The 911 attacks and the rise of a politically assertive conservative Christianity sparked a series of provocative and lively attacks on religion. These “New Atheist” works were met with an avalanche of replies from a variety of perspectives: fundamentalists and conservatives, more liberal believers, a leftist agnostic, and even a Marxist literary theorist.

After the New Atheist debate (Toronto: University of Toronto Press, 2014) examines the controversy. The participants in the debate have focussed on questions such as: how strong are the arguments presented for or against God’s existence, for or against the reasonableness of belief and unbelief?

After the New Atheist debate, however, focuses on the political dimension. It concerns questions such as: How are we to live together? What is the place of religion in a modern democracy? To what extent should democratic laws constrain religious freedom? What are the ethical principles that a community should embody in law?

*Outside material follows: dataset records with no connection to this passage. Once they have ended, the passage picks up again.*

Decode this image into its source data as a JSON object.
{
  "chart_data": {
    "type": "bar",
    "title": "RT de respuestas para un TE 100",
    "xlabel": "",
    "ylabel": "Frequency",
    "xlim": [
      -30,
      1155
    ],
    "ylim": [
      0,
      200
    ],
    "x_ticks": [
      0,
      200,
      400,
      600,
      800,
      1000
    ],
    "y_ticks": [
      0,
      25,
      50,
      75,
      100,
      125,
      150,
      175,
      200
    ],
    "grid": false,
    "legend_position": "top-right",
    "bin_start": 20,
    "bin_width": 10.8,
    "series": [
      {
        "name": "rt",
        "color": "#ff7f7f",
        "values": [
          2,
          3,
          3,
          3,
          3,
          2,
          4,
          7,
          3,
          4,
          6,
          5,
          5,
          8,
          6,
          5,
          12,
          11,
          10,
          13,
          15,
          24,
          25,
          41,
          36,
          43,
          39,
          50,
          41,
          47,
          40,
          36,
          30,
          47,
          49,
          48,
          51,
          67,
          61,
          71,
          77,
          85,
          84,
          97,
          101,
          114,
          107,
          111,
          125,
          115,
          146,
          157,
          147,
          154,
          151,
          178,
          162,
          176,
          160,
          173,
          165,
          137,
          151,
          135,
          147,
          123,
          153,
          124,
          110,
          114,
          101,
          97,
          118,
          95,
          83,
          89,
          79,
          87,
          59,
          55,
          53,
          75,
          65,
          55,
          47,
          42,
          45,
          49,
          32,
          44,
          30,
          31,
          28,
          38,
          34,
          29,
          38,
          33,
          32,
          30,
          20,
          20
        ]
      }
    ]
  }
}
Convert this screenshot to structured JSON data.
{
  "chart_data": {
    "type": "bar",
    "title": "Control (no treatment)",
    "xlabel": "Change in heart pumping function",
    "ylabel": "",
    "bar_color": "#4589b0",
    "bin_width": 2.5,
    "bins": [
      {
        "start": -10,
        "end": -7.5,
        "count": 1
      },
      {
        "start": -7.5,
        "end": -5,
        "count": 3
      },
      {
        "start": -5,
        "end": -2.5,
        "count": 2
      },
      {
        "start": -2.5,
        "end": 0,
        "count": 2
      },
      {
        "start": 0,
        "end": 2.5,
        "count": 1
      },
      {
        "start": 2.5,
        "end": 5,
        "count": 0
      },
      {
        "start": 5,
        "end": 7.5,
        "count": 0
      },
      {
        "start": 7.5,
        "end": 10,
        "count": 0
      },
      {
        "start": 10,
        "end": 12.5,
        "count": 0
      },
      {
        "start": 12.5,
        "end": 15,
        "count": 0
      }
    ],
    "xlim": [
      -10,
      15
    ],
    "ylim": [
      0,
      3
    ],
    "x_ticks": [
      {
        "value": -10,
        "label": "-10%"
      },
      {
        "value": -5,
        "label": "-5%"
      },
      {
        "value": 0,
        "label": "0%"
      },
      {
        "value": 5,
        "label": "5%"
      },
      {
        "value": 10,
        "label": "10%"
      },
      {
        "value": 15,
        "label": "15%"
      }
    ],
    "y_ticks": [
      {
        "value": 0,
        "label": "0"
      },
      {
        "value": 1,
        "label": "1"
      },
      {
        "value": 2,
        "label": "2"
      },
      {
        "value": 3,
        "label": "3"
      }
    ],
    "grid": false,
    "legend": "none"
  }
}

For citizens in a democracy, this dimension is in fact the vital one. We can bypass the theological dimension, since the existence and nature of God is a matter on which the respectful coexistence of many perspectives is entirely possible, as we find in most developed societies today. The political dimension to the debate, however, cannot be avoided, as it concerns many of the ground-rules for a modern democracy.

Summary of the book’s chapters.
Brief interview on the book, for U. Toronto Press.

For religious conservatives in particular, one of the vexing questions of modern life concerns perceived restrictions on their freedom to advance arguments based on religious beliefs. In the vivid words of candidate for the 2012 Republican presidential nomination, Rick Santorum, “to say that people of faith have no role in the public square? You bet that makes you throw up. What kind of country do we live [in] that says only people of non-faith can come into the public square and make their case?”

Stout, Rawls, and the idea of public reason ” (Journal of Religious Ethics, 2014) tackles this controversy. Philosopher John Rawls argued that citizens in a liberal democracy should voluntarily restrain themselves when arguing in certain political spaces. Rawls’s “idea of public reason” has been attacked by many thinkers, including philosopher Jeffrey Stout. My paper critiques Stout’s position, and presents a defence of Rawls’s position.